Saturday, December 08, 2007

The Rise of the Feminine in the Postmodern Turn

There's a great article over at Allelon by Sally Morgenthaler about the role of women in ministry in the postmodern milieu called After the Show is Over: The Rise of the Feminine in the Postmodern Turn. (Scot McKnight from Jesus Creed posted a link to it.) I've quoted a couple of sections below.

When the question is asked, “What is it to lead the church in the postmodern context?” and then, more specifically, “What is it for women to lead in the postmodern context?” it is hard to get around the refreshing, contrarian turns in Laurel’s journey. At base, the way she influences, whether at Target or through her e-devotional, is unapologetically organic. There are no top-down systems here, no grandiose, lone-ranger dreams, no mega-church blueprints. Rather, here is a woman, showing up with her full self, her full story, and in full presence – on the people’s turf and in the rhythm of their lives. Surely, she must have earned A’s in Missiology.
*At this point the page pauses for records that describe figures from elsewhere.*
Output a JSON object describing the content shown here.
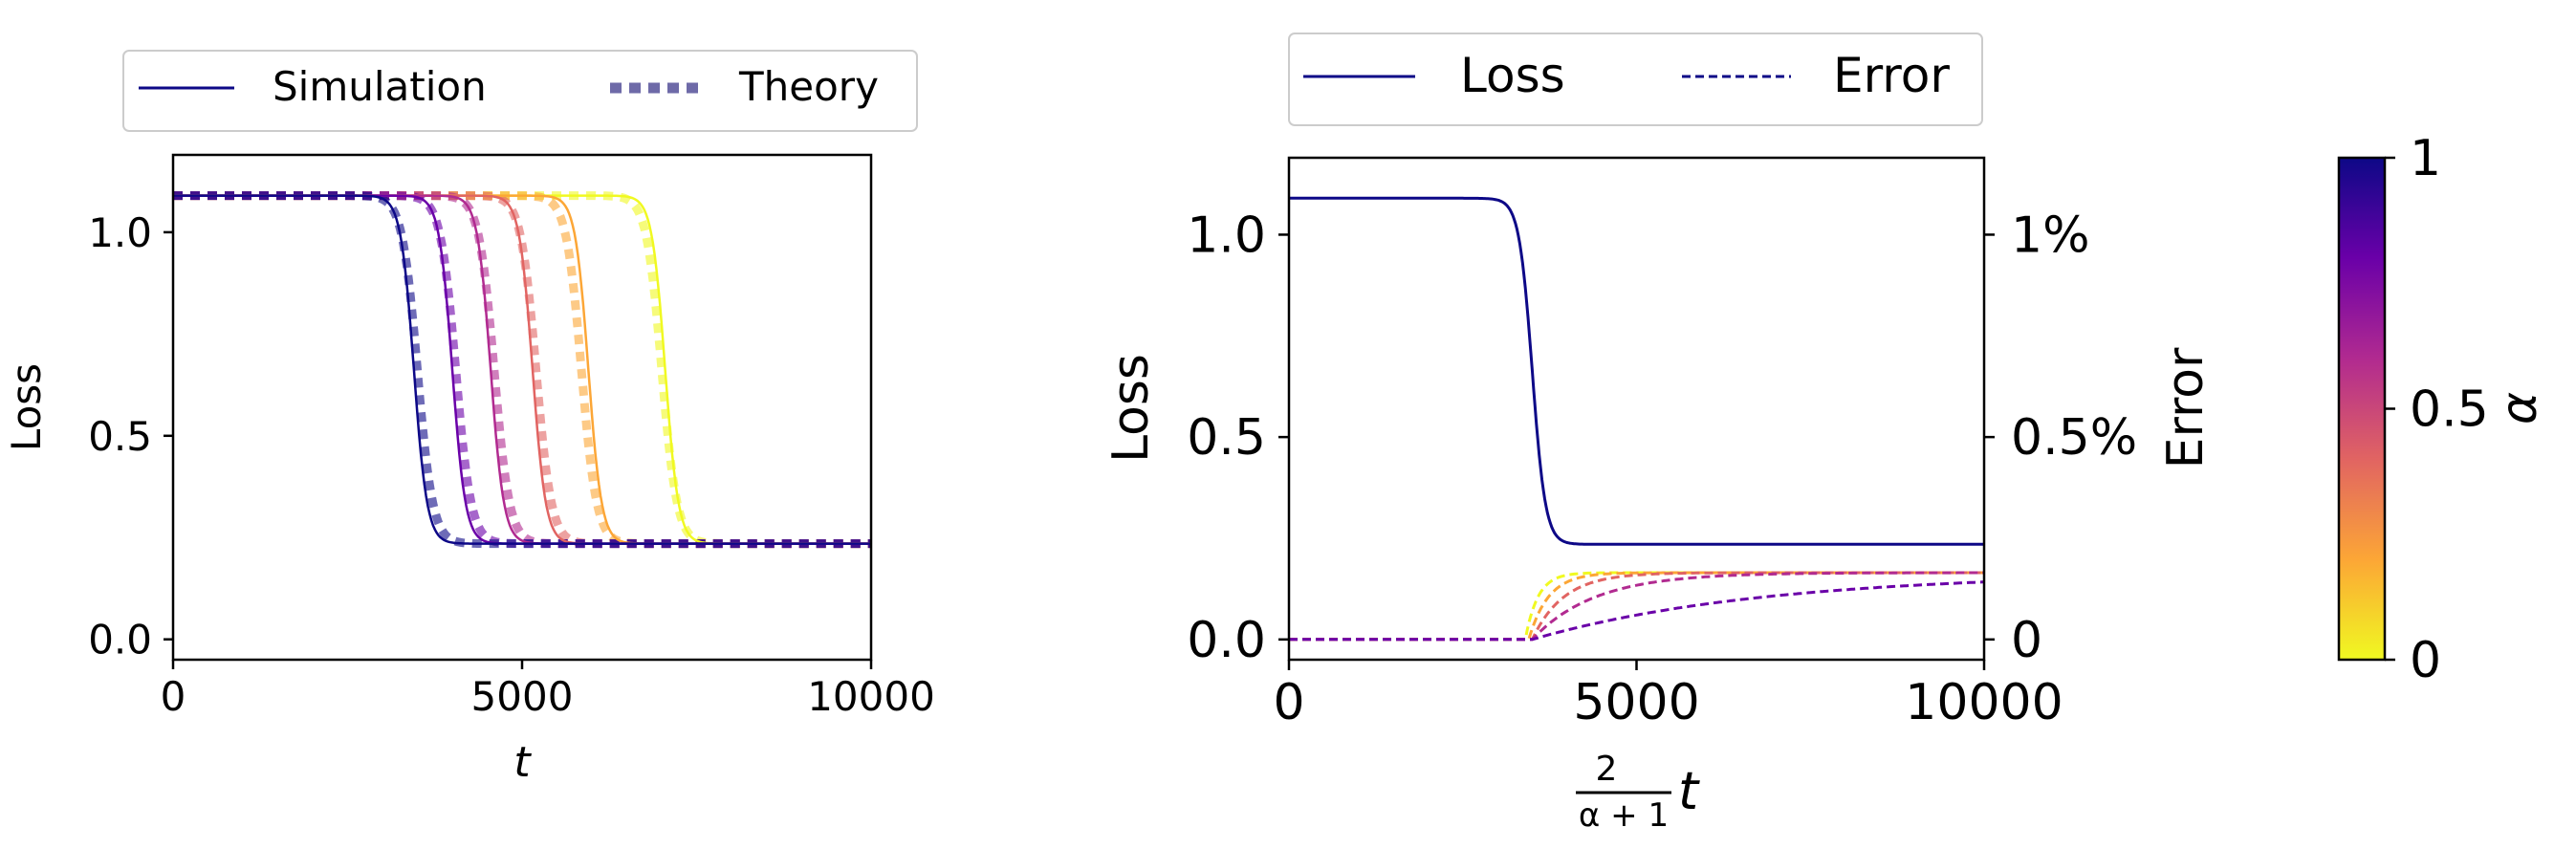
{
  "chart_data": [
    {
      "type": "line",
      "xlabel": "t",
      "ylabel": "Loss",
      "xlim": [
        0,
        10000
      ],
      "ylim": [
        -0.05,
        1.19
      ],
      "xticks": [
        0,
        5000,
        10000
      ],
      "yticks": [
        0.0,
        0.5,
        1.0
      ],
      "xtick_labels": [
        "0",
        "5000",
        "10000"
      ],
      "ytick_labels": [
        "0.0",
        "0.5",
        "1.0"
      ],
      "legend": {
        "position": "top-center, above axes",
        "entries": [
          {
            "label": "Simulation",
            "style": "solid"
          },
          {
            "label": "Theory",
            "style": "dotted"
          }
        ]
      },
      "curve_model": {
        "initial_loss": 1.09,
        "final_loss": 0.235
      },
      "series": [
        {
          "alpha": 1.0,
          "color": "#0d0887",
          "transition_t_simulation": 3450,
          "transition_t_theory": 3500
        },
        {
          "alpha": 0.8,
          "color": "#6a00a8",
          "transition_t_simulation": 4000,
          "transition_t_theory": 4050
        },
        {
          "alpha": 0.6,
          "color": "#b12a90",
          "transition_t_simulation": 4550,
          "transition_t_theory": 4600
        },
        {
          "alpha": 0.4,
          "color": "#e16462",
          "transition_t_simulation": 5150,
          "transition_t_theory": 5200
        },
        {
          "alpha": 0.2,
          "color": "#fca636",
          "transition_t_simulation": 5950,
          "transition_t_theory": 5850
        },
        {
          "alpha": 0.0,
          "color": "#f0f921",
          "transition_t_simulation": 7050,
          "transition_t_theory": 7000
        }
      ]
    },
    {
      "type": "line",
      "xlabel": "2/(α+1) t",
      "xlabel_fraction": {
        "numerator": "2",
        "denominator": "α + 1",
        "variable": "t"
      },
      "ylabel": "Loss",
      "ylabel_right": "Error",
      "xlim": [
        0,
        10000
      ],
      "ylim": [
        -0.05,
        1.19
      ],
      "xticks": [
        0,
        5000,
        10000
      ],
      "yticks": [
        0.0,
        0.5,
        1.0
      ],
      "xtick_labels": [
        "0",
        "5000",
        "10000"
      ],
      "ytick_labels": [
        "0.0",
        "0.5",
        "1.0"
      ],
      "right_ylim": [
        -0.05,
        1.19
      ],
      "right_yticks": [
        0,
        0.5,
        1
      ],
      "right_ytick_labels": [
        "0",
        "0.5%",
        "1%"
      ],
      "legend": {
        "position": "top-center, above axes",
        "entries": [
          {
            "label": "Loss",
            "style": "solid"
          },
          {
            "label": "Error",
            "style": "dashed"
          }
        ]
      },
      "loss_series": {
        "color": "#0d0887",
        "initial_loss": 1.09,
        "final_loss": 0.235,
        "transition_x": 3500
      },
      "error_series": [
        {
          "alpha": 0.8,
          "color": "#6a00a8",
          "onset": 3500,
          "plateau_percent": 0.165,
          "timescale": 3300
        },
        {
          "alpha": 0.6,
          "color": "#b12a90",
          "onset": 3500,
          "plateau_percent": 0.165,
          "timescale": 900
        },
        {
          "alpha": 0.4,
          "color": "#e16462",
          "onset": 3500,
          "plateau_percent": 0.165,
          "timescale": 450
        },
        {
          "alpha": 0.2,
          "color": "#fca636",
          "onset": 3450,
          "plateau_percent": 0.165,
          "timescale": 280
        },
        {
          "alpha": 0.0,
          "color": "#f0f921",
          "onset": 3400,
          "plateau_percent": 0.165,
          "timescale": 180
        }
      ]
    },
    {
      "type": "colorbar",
      "label": "α",
      "range": [
        0,
        1
      ],
      "ticks": [
        0,
        0.5,
        1
      ],
      "tick_labels": [
        "0",
        "0.5",
        "1"
      ],
      "colormap_stops": [
        "#f0f921",
        "#fca636",
        "#e16462",
        "#b12a90",
        "#6a00a8",
        "#0d0887"
      ]
    }
  ]
}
Yet, Laurel’s presence is the antithesis of impotent. Laurel’s late-night co-workers who stock the wide-aisle shelves at Target know her as a powerhouse of a woman. Not only is she a hydrant of comedy (Laurel believes life is comic relief to the weight of eternity). The way she invests time in her co-workers, Laurel’s lived spirituality makes the four spiritual laws sound like a multi-level marketing come-on. At 12:30 a.m., Laurel and Suzanne are doubling over in laughter about Suzanne’s disaster on Saturday night. At 2:25 a.m., Laurel hefts big boxes of laundry detergent onto her motorized cart and tries to help 26–year-old Jennifer figure out what to do about her autistic son’s latest bout. At 4:05 a.m., Laurel is stocking dog-food, engrossed in Bob’s tirade about his alcoholic wife. At 7:33, she’s punching out, heading to the pancake house for breakfast where the coffee, pancakes, teasing, guffaws, and conversation will be flowing non-stop. At 9:00 a.m., she’s driving home to have a last cup of coffee before her pastor-husband leaves for work. Maybe she’ll be able to catch a few hours of sleep before her grandson arrives at 3:30, but only after she checks out that quirky journal article on Kierkegaard she’s been waiting to read. She’s been a Kierkegaard fan since seminary days. Her seminary days.

In many ways, Laurel is an anomaly within American religion and most certainly, within evangelicalism. Ordained and newly planted in a rural/bedroom community, Laurel rejected a comfortable church job (her husband had secured a pastoral position only twenty miles away), striking out in ministry completely on her own. What could have been the picture-perfect scenario – “clergy couple pastors neighboring parishes” - became “middle-aged woman hangs out with Target misfits.”

Even at fifty-five, Laurel is more postmodern than modern. Perhaps it was a gradual transition. Perhaps she woke up one day and screamed, “This isn’t working!” Perhaps it was one too many budget meetings, one too many building committees, or one too many worship wars. Whatever the case, Laurel simply couldn’t be a woman of the great machine any longer. Besides, she’d been witnessing a quiet but significant shift in her community’s spiritual temperament. Since the late nineties, what had been at least a little stream of unchurched visitors had dwindled to less than a trickle. Even the megachurches down the street from her little red-brick congregation were hurting for new faces, their 1980’s, “if we build it, they will come” approach operating on fumes. To Laurel, the community both she and these megachurches served had moved on. One could not simply put up a billboard sign and expect the unchurched to come knocking, even if you showed up in the neighborhood with the formula intact: a cute-sounding church name, killer band, concert-venue tech system, and a golden-haired pastor-boy.

No, as Laurel saw it, the audacious, “we’ve got just the thing for you” years were over. For years, she’d had the nasty habit of spending time with people totally disconnected from religion (it was her secret solace), and she knew first hand that none of them had the slightest interest in checking out the show under the big top. They were more interested in eating pancakes, lingering in the parking lot at their kids’ soccer games, drinking beer at the local grill, or playing Texas Hold’em on Saturday night. Their sacred space was wherever life was happening, and after all these years stuck inside the redbrick ghetto, Laurel wanted to be there.